No meio da apresentação, Anitta resolve brincar com o paredão do dia. Brincar nada, minha gente. Ela olha aquela massa humana, calcula o alcance e solta que ali tinha voto suficiente para salvar o Brasil inteiro, começando por Juliano Floss. Eu ouvi o barulho da internet ligando sozinha.
Aí surge Marina Sena, mineira com cara de quem sabe exatamente o que está fazendo. Ela confirma o mutirão, promete que Juliano não sai e sela o pacto com a plateia. Cena clássica de reality, artista vira líder de torcida e o público vira fã-clube organizado. Se BBB tivesse cartório, isso era registrado ali mesmo.

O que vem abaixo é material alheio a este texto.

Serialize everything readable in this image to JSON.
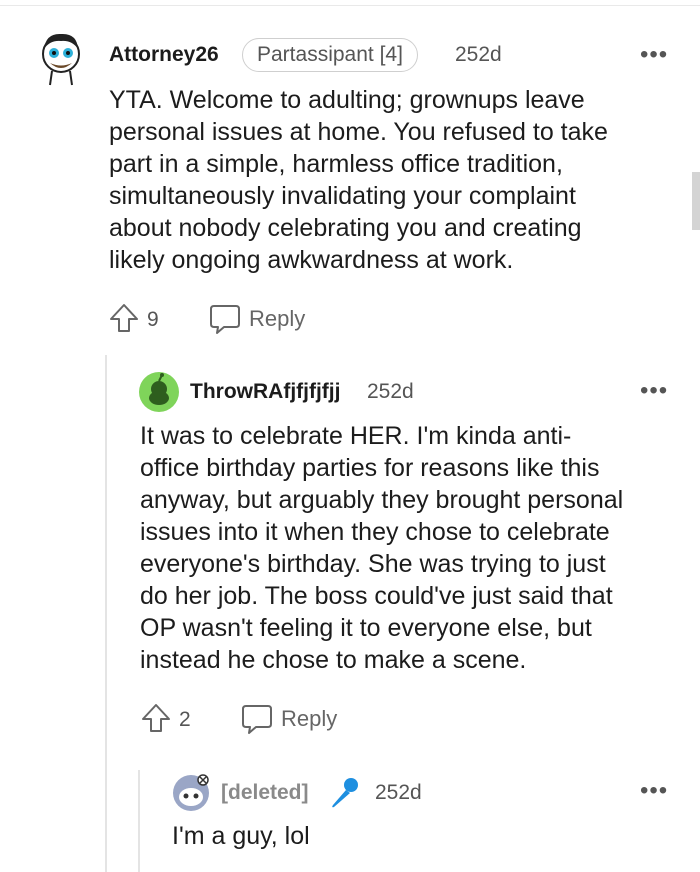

Juliano, que já vinha embalado pelo carinho do público, ganha empurrão de diva. Posta vídeo, agradece, usa hashtag, acende a chama do Team Floss. Eu chamo isso de batismo pop. Tem participante que passa semanas pedindo VT, tem outros que ganham um empurrão desses e pronto, nasce personagem com trilha sonora.
Quando duas cantoras desse calibre puxam coro, o BBB sente. Voto vira causa, torcida vira missão e o paredão ganha clima de final antecipada. A Globo finge surpresa, o público finge que decide sozinho e eu finjo que isso não é entretenimento em estado puro.
Resumo da ópera, meus amores. Show virou assembleia, microfone virou palanque e Juliano Floss saiu dali com status de protegido do pop nacional. No meu mundo hollywoodiano particular, isso se chama plot twist servido quente, com beat, suor e 40 mil testemunhas.